For a station that caters to at least 30 customers carrying a minimum of six gallons each to be refilled every day, Ruby found it perplexing to have only P400 when they could easily make P3,000 by lunchtime on any regular day. (She asked that she not be named in this story.)

But Tuesday wasn’t any day, since that day also marked the official start of work on the construction of Phase 2 of the P638-million underpass project on N. Bacalso Ave. in Cebu City.

The infrastructure project will have six lanes, which will include a two-lane underpass and two service roads on both sides with two lanes each.

Since the road will have six lanes, several structures, mostly commercial buildings will be affected by the project.

According to project manager Engr. Roy dela Cruz of the Department of Public Works and Highways 7, civil works for the project is expected to last for 18 months and will be implemented in stages. Phase 2 alone is expected to run in the next three to four months.

Upon learning this, Ruby said she never thought that the strategic location she chose a decade ago to start her station could strain her business in the next couple of years.

“If this is how it’s going to be in the coming months, imagine how it’s going to be once the underpass is finished. This is just the first day, and we’re already losing thousands of revenue. We’re going to have so much difficulty in keeping up with the salaries of my workers and the rent,” she told SunStar Cebu.
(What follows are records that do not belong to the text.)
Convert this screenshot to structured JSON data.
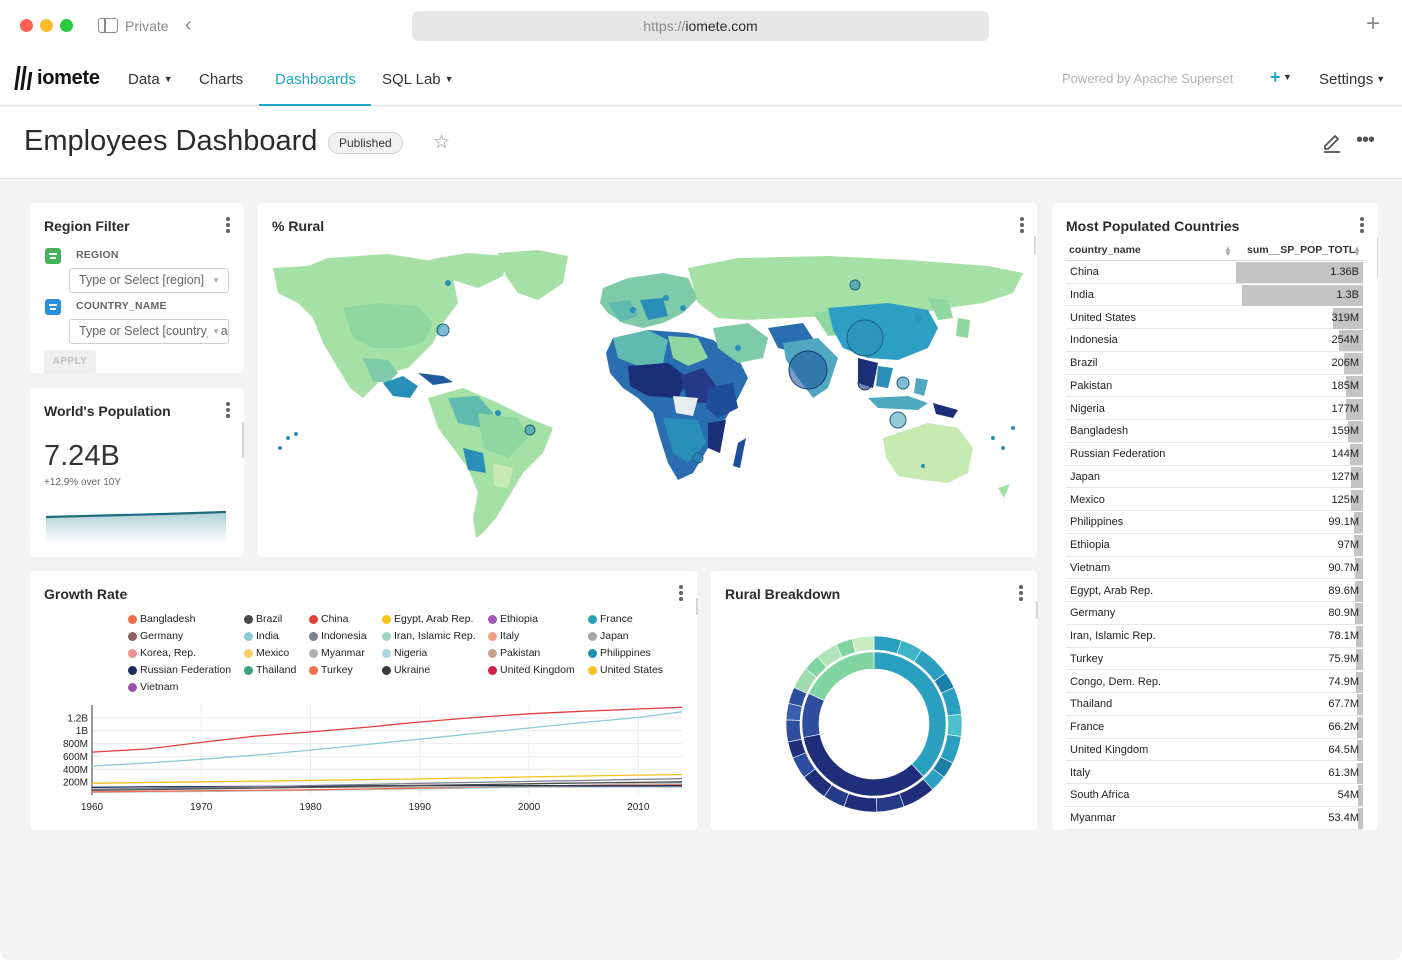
{
  "browser": {
    "private_label": "Private",
    "url_scheme": "https://",
    "url_host": "iomete.com"
  },
  "nav": {
    "logo_text": "iomete",
    "items": [
      {
        "label": "Data",
        "has_caret": true
      },
      {
        "label": "Charts",
        "has_caret": false
      },
      {
        "label": "Dashboards",
        "has_caret": false,
        "active": true
      },
      {
        "label": "SQL Lab",
        "has_caret": true
      }
    ],
    "powered_by": "Powered by Apache Superset",
    "settings_label": "Settings"
  },
  "header": {
    "title": "Employees Dashboard",
    "status_badge": "Published"
  },
  "region_filter": {
    "title": "Region Filter",
    "filters": [
      {
        "label": "REGION",
        "placeholder": "Type or Select [region]",
        "icon_color": "#44b35a"
      },
      {
        "label": "COUNTRY_NAME",
        "placeholder": "Type or Select [country_name]",
        "icon_color": "#2a8fd6"
      }
    ],
    "apply_label": "APPLY"
  },
  "world_population": {
    "title": "World's Population",
    "value": "7.24B",
    "subtitle": "+12.9% over 10Y"
  },
  "rural_map": {
    "title": "% Rural"
  },
  "growth_rate": {
    "title": "Growth Rate",
    "legend": [
      {
        "name": "Bangladesh",
        "color": "#f26b4b"
      },
      {
        "name": "Brazil",
        "color": "#4a4a4a"
      },
      {
        "name": "China",
        "color": "#e04040"
      },
      {
        "name": "Egypt, Arab Rep.",
        "color": "#f5c518"
      },
      {
        "name": "Ethiopia",
        "color": "#a05ab8"
      },
      {
        "name": "France",
        "color": "#2a9fb8"
      },
      {
        "name": "Germany",
        "color": "#8a6060"
      },
      {
        "name": "India",
        "color": "#8ccbd8"
      },
      {
        "name": "Indonesia",
        "color": "#7a8290"
      },
      {
        "name": "Iran, Islamic Rep.",
        "color": "#9fd8c0"
      },
      {
        "name": "Italy",
        "color": "#f0a080"
      },
      {
        "name": "Japan",
        "color": "#a8a8a8"
      },
      {
        "name": "Korea, Rep.",
        "color": "#f09090"
      },
      {
        "name": "Mexico",
        "color": "#f5d060"
      },
      {
        "name": "Myanmar",
        "color": "#b0b0b0"
      },
      {
        "name": "Nigeria",
        "color": "#a8d8e0"
      },
      {
        "name": "Pakistan",
        "color": "#c8a090"
      },
      {
        "name": "Philippines",
        "color": "#1a8fa8"
      },
      {
        "name": "Russian Federation",
        "color": "#1e2d5a"
      },
      {
        "name": "Thailand",
        "color": "#3aa07a"
      },
      {
        "name": "Turkey",
        "color": "#f07050"
      },
      {
        "name": "Ukraine",
        "color": "#3a3a3a"
      },
      {
        "name": "United Kingdom",
        "color": "#d02040"
      },
      {
        "name": "United States",
        "color": "#f5c020"
      },
      {
        "name": "Vietnam",
        "color": "#9a50b0"
      }
    ]
  },
  "rural_breakdown": {
    "title": "Rural Breakdown"
  },
  "populated": {
    "title": "Most Populated Countries",
    "col_name": "country_name",
    "col_value": "sum__SP_POP_TOTL",
    "rows": [
      {
        "name": "China",
        "value": "1.36B",
        "num": 1.36
      },
      {
        "name": "India",
        "value": "1.3B",
        "num": 1.3
      },
      {
        "name": "United States",
        "value": "319M",
        "num": 0.319
      },
      {
        "name": "Indonesia",
        "value": "254M",
        "num": 0.254
      },
      {
        "name": "Brazil",
        "value": "206M",
        "num": 0.206
      },
      {
        "name": "Pakistan",
        "value": "185M",
        "num": 0.185
      },
      {
        "name": "Nigeria",
        "value": "177M",
        "num": 0.177
      },
      {
        "name": "Bangladesh",
        "value": "159M",
        "num": 0.159
      },
      {
        "name": "Russian Federation",
        "value": "144M",
        "num": 0.144
      },
      {
        "name": "Japan",
        "value": "127M",
        "num": 0.127
      },
      {
        "name": "Mexico",
        "value": "125M",
        "num": 0.125
      },
      {
        "name": "Philippines",
        "value": "99.1M",
        "num": 0.0991
      },
      {
        "name": "Ethiopia",
        "value": "97M",
        "num": 0.097
      },
      {
        "name": "Vietnam",
        "value": "90.7M",
        "num": 0.0907
      },
      {
        "name": "Egypt, Arab Rep.",
        "value": "89.6M",
        "num": 0.0896
      },
      {
        "name": "Germany",
        "value": "80.9M",
        "num": 0.0809
      },
      {
        "name": "Iran, Islamic Rep.",
        "value": "78.1M",
        "num": 0.0781
      },
      {
        "name": "Turkey",
        "value": "75.9M",
        "num": 0.0759
      },
      {
        "name": "Congo, Dem. Rep.",
        "value": "74.9M",
        "num": 0.0749
      },
      {
        "name": "Thailand",
        "value": "67.7M",
        "num": 0.0677
      },
      {
        "name": "France",
        "value": "66.2M",
        "num": 0.0662
      },
      {
        "name": "United Kingdom",
        "value": "64.5M",
        "num": 0.0645
      },
      {
        "name": "Italy",
        "value": "61.3M",
        "num": 0.0613
      },
      {
        "name": "South Africa",
        "value": "54M",
        "num": 0.054
      },
      {
        "name": "Myanmar",
        "value": "53.4M",
        "num": 0.0534
      }
    ]
  },
  "chart_data": [
    {
      "type": "line",
      "title": "Growth Rate",
      "xlabel": "",
      "ylabel": "",
      "x": [
        1960,
        1965,
        1970,
        1975,
        1980,
        1985,
        1990,
        1995,
        2000,
        2005,
        2010,
        2014
      ],
      "xticks": [
        1960,
        1970,
        1980,
        1990,
        2000,
        2010
      ],
      "yticks": [
        "200M",
        "400M",
        "600M",
        "800M",
        "1B",
        "1.2B"
      ],
      "ylim": [
        0,
        1400
      ],
      "series": [
        {
          "name": "China",
          "color": "#e04040",
          "values": [
            667,
            715,
            818,
            916,
            981,
            1051,
            1135,
            1205,
            1263,
            1304,
            1338,
            1364
          ]
        },
        {
          "name": "India",
          "color": "#8ccbd8",
          "values": [
            450,
            497,
            555,
            621,
            699,
            784,
            868,
            957,
            1042,
            1127,
            1206,
            1295
          ]
        },
        {
          "name": "United States",
          "color": "#f5c020",
          "values": [
            181,
            194,
            205,
            216,
            227,
            238,
            250,
            266,
            282,
            296,
            309,
            319
          ]
        },
        {
          "name": "Indonesia",
          "color": "#7a8290",
          "values": [
            88,
            100,
            115,
            130,
            147,
            164,
            181,
            196,
            211,
            226,
            242,
            254
          ]
        },
        {
          "name": "Brazil",
          "color": "#4a4a4a",
          "values": [
            72,
            84,
            96,
            108,
            121,
            136,
            150,
            162,
            175,
            186,
            196,
            206
          ]
        },
        {
          "name": "Russian Federation",
          "color": "#1e2d5a",
          "values": [
            120,
            127,
            130,
            134,
            139,
            143,
            148,
            148,
            146,
            143,
            143,
            144
          ]
        },
        {
          "name": "Japan",
          "color": "#a8a8a8",
          "values": [
            93,
            99,
            104,
            112,
            117,
            121,
            124,
            125,
            127,
            128,
            128,
            127
          ]
        },
        {
          "name": "Bangladesh",
          "color": "#f26b4b",
          "values": [
            48,
            56,
            65,
            72,
            81,
            93,
            106,
            118,
            131,
            142,
            151,
            159
          ]
        },
        {
          "name": "Nigeria",
          "color": "#a8d8e0",
          "values": [
            45,
            50,
            56,
            64,
            73,
            84,
            95,
            108,
            122,
            139,
            159,
            177
          ]
        },
        {
          "name": "Pakistan",
          "color": "#c8a090",
          "values": [
            44,
            50,
            58,
            67,
            78,
            92,
            107,
            122,
            138,
            153,
            170,
            185
          ]
        }
      ]
    },
    {
      "type": "pie",
      "title": "Rural Breakdown",
      "rings": [
        {
          "name": "inner",
          "slices": [
            {
              "value": 38,
              "color": "#2a9fc0"
            },
            {
              "value": 34,
              "color": "#1f2d7a"
            },
            {
              "value": 10,
              "color": "#2e4fa0"
            },
            {
              "value": 18,
              "color": "#7fd4a0"
            }
          ]
        },
        {
          "name": "outer",
          "slices": [
            {
              "value": 5,
              "color": "#2a9fc0"
            },
            {
              "value": 4,
              "color": "#3fb4c8"
            },
            {
              "value": 6,
              "color": "#2a9fc0"
            },
            {
              "value": 3,
              "color": "#1a7ea8"
            },
            {
              "value": 5,
              "color": "#2a9fc0"
            },
            {
              "value": 4,
              "color": "#4cbfcc"
            },
            {
              "value": 5,
              "color": "#2a9fc0"
            },
            {
              "value": 3,
              "color": "#1a7ea8"
            },
            {
              "value": 3,
              "color": "#2a9fc0"
            },
            {
              "value": 6,
              "color": "#1f2d7a"
            },
            {
              "value": 5,
              "color": "#263a8a"
            },
            {
              "value": 6,
              "color": "#1f2d7a"
            },
            {
              "value": 4,
              "color": "#263a8a"
            },
            {
              "value": 5,
              "color": "#1f2d7a"
            },
            {
              "value": 4,
              "color": "#2e4fa0"
            },
            {
              "value": 3,
              "color": "#1f2d7a"
            },
            {
              "value": 4,
              "color": "#2e4fa0"
            },
            {
              "value": 3,
              "color": "#3a5fb0"
            },
            {
              "value": 3,
              "color": "#2e4fa0"
            },
            {
              "value": 4,
              "color": "#9fdcae"
            },
            {
              "value": 3,
              "color": "#7fd4a0"
            },
            {
              "value": 4,
              "color": "#b0e3b8"
            },
            {
              "value": 3,
              "color": "#7fd4a0"
            },
            {
              "value": 4,
              "color": "#c8ecc0"
            }
          ]
        }
      ]
    }
  ]
}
Ruby admitted fearing having to resort to closing her business since the underpass would mean no parking space for her delivery trucks and customers.

Room to park

The same fear haunts Rolando Arao, a salesman for an auto parts shop along the southbound lane of the affected area.

Once Phase 2 is finished by the end of the year, civil works for the next stage, which will be on the southbound lane, will start in the first quarter of 2018.

The shop, which was built some 20 years ago, has become a household name for some car owners in the city, but its operations may be disrupted once the underpass project is finished.

“Since there will be no more parking space, our customers will obviously go to a more convenient shop. I just hope our shop can adjust to that,” Arao said in Cebuano.

Arao and his eight other minimum wage earner colleagues, though, remain positive that their patrons will not abandon them and that the underpass could resolve traffic in the area.

But for 18-year-old Kim Diamante, who may not have a business to operate in the area, the underpass is more of an inconvenience rather than a mitigating measure.

A second year college student in a university in the city proper, Diamante said that because of the heavy traffic the construction is causing, especially during the morning rush, she now has to wake up two hours earlier to make sure she reaches school before her 7 a.m. class starts.

She lamented she could have spent the extra two hours for more sleep, since she stays up until past midnight to study.

“I don’t think the underpass is really necessary because although congestion may be experienced sometimes in the area, it’s not really up to the point where it’s bumper-to-bumper,” Diamante said.

Diamante, however, clarified that she is giving the project the benefit of the doubt. “I could be doubtful now, but then again, all developments need adjustment. Maybe all we could see is the sudden change in our daily activities, but we might just be surprised with how we could benefit from the underpass in the future.”